Wednesday, August 7, 2013
Week 7-Mary Clare
My last week of Immersion Term was a bit more rushed than anticipated. I spent the first half of my week in Florida taking care of some unexpected family business. Due to these events I was not able to see cardiothoracic surgery. However while I was gone, the longer time point of my research project was running. The last two days of my immersion experience were spent trying to wrap up all the analysis for my study. This involved extracting, isolating, and analyzing RNA from my samples. Although our findings were interesting, I think there is still a lot of follow up work to be done before the study has conclusive findings.
Tuesday, August 6, 2013
Week 5-Marsha (Last Week)
My last
week of summer immersion was all about completing as many clinical rotations as
possible. Monday: Cardiothoracic
surgery. Tuesday: Lab. Wednesday: Emergency Department. Thursday: Medical Intensive Care Unit
(MICU). Friday: Neonatal Intensive
Care Unit (NICU). While each experience was unique, I think the emergency
department will be one of the most memorable experiences of the summer.
Since I had
never been a patient in the emergency department, I didn’t know what to expect
and in my mind was envisioning typical television dramas. Well, let me begin by
saying real life is different than television. Over the course of the day there
were two high alert patients where doctors, residents, and nurses rushed to the
intake room. Aside from that, most patients did not have acute ailments.

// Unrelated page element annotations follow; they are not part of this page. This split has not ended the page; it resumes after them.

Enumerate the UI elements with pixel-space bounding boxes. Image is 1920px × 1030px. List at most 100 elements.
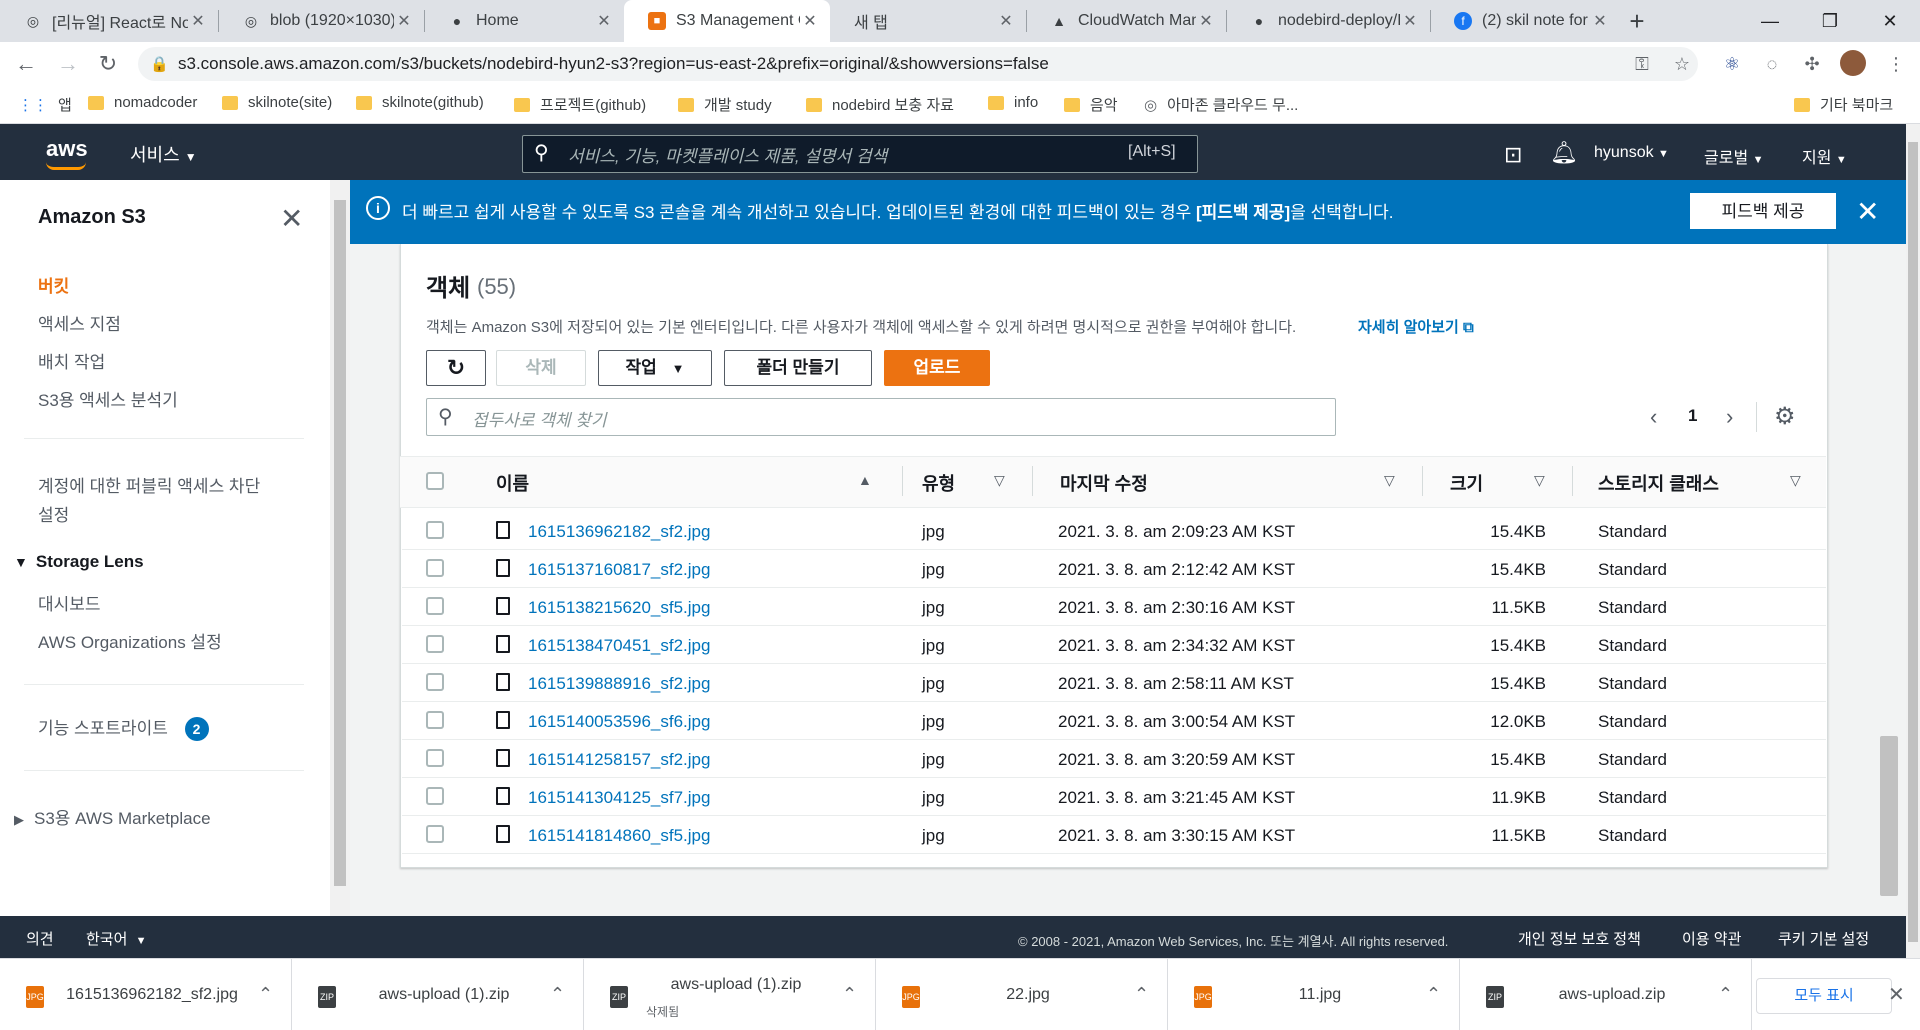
- object-name-link[interactable]: 1615137160817_sf2.jpg: [528, 560, 710, 580]
- privacy-link[interactable]: 개인 정보 보호 정책: [1518, 928, 1641, 949]
- sidebar-item-marketplace[interactable]: ▶ S3용 AWS Marketplace: [14, 804, 211, 829]
- gear-icon[interactable]: ⚙: [1774, 402, 1796, 431]
- object-name-link[interactable]: 1615141258157_sf2.jpg: [528, 750, 710, 770]
- window-close-button[interactable]: ✕: [1860, 0, 1920, 42]
- actions-button[interactable]: 작업 ▼: [598, 350, 712, 386]
- sidebar-item-dashboards[interactable]: 대시보드: [38, 590, 101, 615]
- row-checkbox[interactable]: [426, 559, 444, 577]
- region-menu[interactable]: 글로벌 ▼: [1704, 144, 1764, 168]
- sort-icon[interactable]: ▽: [1534, 472, 1545, 489]
- close-icon[interactable]: ✕: [188, 11, 208, 31]
- browser-tab-3[interactable]: ● Home ✕: [424, 0, 624, 42]
- chevron-left-icon[interactable]: ‹: [1650, 404, 1657, 430]
- sidebar-item-aws-organizations[interactable]: AWS Organizations 설정: [38, 628, 222, 653]
- browser-tab-8[interactable]: f (2) skil note for react ✕: [1430, 0, 1620, 42]
- support-menu[interactable]: 지원 ▼: [1802, 144, 1847, 168]
- object-name-link[interactable]: 1615140053596_sf6.jpg: [528, 712, 710, 732]
- extension-icon[interactable]: ◌: [1758, 50, 1786, 78]
- object-name-link[interactable]: 1615141304125_sf7.jpg: [528, 788, 710, 808]
- feedback-link[interactable]: 의견: [26, 928, 54, 949]
- chevron-up-icon[interactable]: ⌃: [1134, 984, 1149, 1005]
- new-tab-button[interactable]: +: [1622, 6, 1652, 36]
- row-checkbox[interactable]: [426, 635, 444, 653]
- provide-feedback-button[interactable]: 피드백 제공: [1690, 193, 1836, 229]
- row-checkbox[interactable]: [426, 711, 444, 729]
- object-name-link[interactable]: 1615138215620_sf5.jpg: [528, 598, 710, 618]
- bookmark-link[interactable]: ◎ 아마존 클라우드 무...: [1144, 94, 1298, 115]
- column-type[interactable]: 유형: [922, 470, 955, 496]
- close-icon[interactable]: ✕: [1196, 11, 1216, 31]
- row-checkbox[interactable]: [426, 597, 444, 615]
- browser-tab-5[interactable]: 새 탭 ✕: [830, 0, 1026, 42]
- bell-icon[interactable]: 🔔︎: [1550, 140, 1578, 166]
- sort-icon[interactable]: ▽: [1790, 472, 1801, 489]
- bookmark-folder[interactable]: nomadcoder: [88, 94, 197, 111]
- row-checkbox[interactable]: [426, 825, 444, 843]
- delete-button[interactable]: 삭제: [496, 350, 586, 386]
- column-last-modified[interactable]: 마지막 수정: [1060, 470, 1148, 496]
- upload-button[interactable]: 업로드: [884, 350, 990, 386]
- sidebar-section-storage-lens[interactable]: ▼ Storage Lens: [14, 552, 144, 572]
- close-icon[interactable]: ✕: [594, 11, 614, 31]
- services-menu[interactable]: 서비스 ▼: [130, 141, 197, 167]
- sort-icon[interactable]: ▽: [994, 472, 1005, 489]
- bookmark-apps[interactable]: ⋮⋮ 앱: [18, 94, 72, 115]
- sidebar-item-access-analyzer[interactable]: S3용 액세스 분석기: [38, 386, 178, 411]
- forward-arrow-icon[interactable]: →: [54, 50, 82, 78]
- close-icon[interactable]: ✕: [1856, 195, 1879, 228]
- bookmark-folder[interactable]: skilnote(github): [356, 94, 484, 111]
- sidebar-item-access-points[interactable]: 액세스 지점: [38, 310, 121, 335]
- bookmark-folder[interactable]: info: [988, 94, 1038, 111]
- page-scrollbar-thumb[interactable]: [1908, 142, 1918, 942]
- browser-tab-7[interactable]: ● nodebird-deploy/ReactNodeBird ✕: [1226, 0, 1430, 42]
- row-checkbox[interactable]: [426, 749, 444, 767]
- menu-dots-icon[interactable]: ⋮: [1882, 50, 1910, 78]
- profile-avatar[interactable]: [1840, 50, 1866, 76]
- object-name-link[interactable]: 1615141814860_sf5.jpg: [528, 826, 710, 846]
- close-icon[interactable]: ✕: [394, 11, 414, 31]
- close-icon[interactable]: ✕: [996, 11, 1016, 31]
- sidebar-item-block-public-access[interactable]: 계정에 대한 퍼블릭 액세스 차단 설정: [38, 472, 260, 526]
- chevron-right-icon[interactable]: ›: [1726, 404, 1733, 430]
- close-icon[interactable]: ✕: [1888, 982, 1905, 1007]
- show-all-button[interactable]: 모두 표시: [1756, 978, 1892, 1014]
- learn-more-link[interactable]: 자세히 알아보기 ⧉: [1358, 316, 1474, 337]
- chevron-up-icon[interactable]: ⌃: [1718, 984, 1733, 1005]
- refresh-button[interactable]: ↻: [426, 350, 486, 386]
- aws-logo[interactable]: aws: [46, 136, 88, 162]
- chevron-up-icon[interactable]: ⌃: [550, 984, 565, 1005]
- language-selector[interactable]: 한국어 ▼: [86, 928, 146, 949]
- browser-tab-1[interactable]: ◎ [리뉴얼] React로 NodeBird ✕: [0, 0, 218, 42]
- bookmark-folder[interactable]: 음악: [1064, 94, 1118, 115]
- chevron-up-icon[interactable]: ⌃: [258, 984, 273, 1005]
- row-checkbox[interactable]: [426, 787, 444, 805]
- cloudshell-icon[interactable]: ⊡: [1504, 142, 1522, 168]
- close-icon[interactable]: ✕: [1590, 11, 1610, 31]
- row-checkbox[interactable]: [426, 521, 444, 539]
- browser-tab-4-active[interactable]: ■ S3 Management Console ✕: [624, 0, 830, 42]
- lock-icon[interactable]: 🔒: [150, 55, 169, 73]
- url-text[interactable]: s3.console.aws.amazon.com/s3/buckets/nod…: [178, 54, 1049, 74]
- sort-ascending-icon[interactable]: ▲: [858, 472, 872, 488]
- react-devtools-icon[interactable]: ⚛: [1718, 50, 1746, 78]
- user-menu[interactable]: hyunsok ▼: [1594, 144, 1669, 162]
- sidebar-item-buckets[interactable]: 버킷: [38, 272, 69, 297]
- cookie-preferences-link[interactable]: 쿠키 기본 설정: [1778, 928, 1869, 949]
- close-icon[interactable]: ✕: [1400, 11, 1420, 31]
- close-icon[interactable]: ✕: [280, 202, 303, 235]
- bookmark-folder[interactable]: 프로젝트(github): [514, 94, 646, 115]
- key-icon[interactable]: ⚿: [1628, 50, 1656, 78]
- minimize-button[interactable]: —: [1740, 0, 1800, 42]
- chevron-up-icon[interactable]: ⌃: [842, 984, 857, 1005]
- close-icon[interactable]: ✕: [800, 11, 820, 31]
- browser-tab-6[interactable]: ▲ CloudWatch Management ✕: [1026, 0, 1226, 42]
- column-name[interactable]: 이름: [496, 470, 529, 496]
- bookmark-folder[interactable]: skilnote(site): [222, 94, 332, 111]
- sidebar-item-feature-spotlight[interactable]: 기능 스포트라이트 2: [38, 714, 209, 741]
- create-folder-button[interactable]: 폴더 만들기: [724, 350, 872, 386]
- bookmark-star-icon[interactable]: ☆: [1668, 50, 1696, 78]
- row-checkbox[interactable]: [426, 673, 444, 691]
- sidebar-item-batch-operations[interactable]: 배치 작업: [38, 348, 105, 373]
- select-all-checkbox[interactable]: [426, 472, 444, 490]
- content-scrollbar-thumb[interactable]: [1880, 736, 1898, 896]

They
came in because of some inexplicable feeling of discomfort—illness, digestive,
or other, but were not in a life-threatening state. With the exception of the
acute cases, the doctors and staff monitored patients at a calm pace, not
frantically as I had anticipated.
My
memorable case was a sickle cell anemia patient. I learned about the challenge
of pain management in sickle cell anemia from a physician’s perspective. Pain
is one of the most common symptoms of sickle cell anemia and severe pain can be
managed at the hospital using therapeutic drugs. In theory, every patient
should be allowed to come into the hospital and receive unbiased treatment for
their symptoms. Especially, in the case of sickle cell anemia where the pain is
well documented and IV drug administration is the status quo. However, the
situation becomes complicated because after a lifetime of morphine, Benadryl,
and other drug administrations the line between patient and drug addict can
become blurry. Should a physician be able to tell someone yes they can receive
medication for their pain or no they cannot? How do you know if a patient is
really telling the truth. After administering a combined pain treatment to a
particular sickle cell patient, one of the attending physicians was explaining
to me the challenges of treating these types of patients, and expressed that he
really believed this patient was in pain. Two hours later, it was revealed the
particular patient had been to the emergency department 28 times over the past
6th months using different names and birthdays. When confronted by a
social worker, they got up and left—of course having already received their
treatment. This particular patient really highlighted the challenges that even
the most experienced physicians face when trying to elucidate what is fact and
what is fiction when talking to patients. It was also a good “last week”
scenario because it showed the continued need to improve both diagnostics and
treatments in medicine. We as a medical field are not doing a good job if our
treatments turn patients into drug addicts.
As a whole,
summer immersion was without a doubt a once in a lifetime experience. Watching
surgeries, rounds, and office visits I gained a better insight into how
physicians think and the environment in which new medical advancements would be
implemented.
Monday, August 5, 2013
Darvin
In all, the summer immersion experience, though challenging at
times, was incredibly unique and enriching. My medical vocabulary expanded by
orders of magnitude, and I was given the privilege of seeing things that are
usually exclusive to only medical students and clinicians. On top of it all, I
had an interesting and useful project. I was partnered with Dr. John Kennedy, Foot
and Ankle Surgeon at the hospital for special surgery. Dr. Kennedy research interests are: osteochondral
defects, cartilage regeneration using bioscaffolds, bone remodeling/fracture healing and platelet rich plasma
(PRP) in Soft Tissue Injuries. Overall, I feel Dr. Kennedy was the perfect
match, especially given that my thesis research involves cartilage biomechanics.
My summer project involved a long-term tissue database
registry proposal, which will be submitted and reviewed by the New York clinical review panel. The conditions included in the registry will be any involving articular
cartilage and soft tissue pathology of the ankle. Which includes but is not
limited to, osteoarthritis of all grades, osteochondral lesions of the talus
and distal tibia, degenerative joint disease, ankle arthrosis, joint and
synovial inflammation, any pathology of the macro or micro environment of the
joint or articular cartilage, ligamentous injuries and any associated
tendinopathies. The registry aims to compile all data relevant to cartilage and
soft tissue pathologies and treatments, biological state of the cartilage and
related joint tissues, and the composition of biological adjuncts used to treat
these pathologies and correlate this data to outcome data, mechanical studies, imaging
studies, and already existing patient and surgical data currently collected in
the Foot and Ankle Registry. The data complied in
this registry will allow many important research questions to be investigate
that may impact clinical practice.
OVERALL, I loved this experience. Thank you Cornell BME.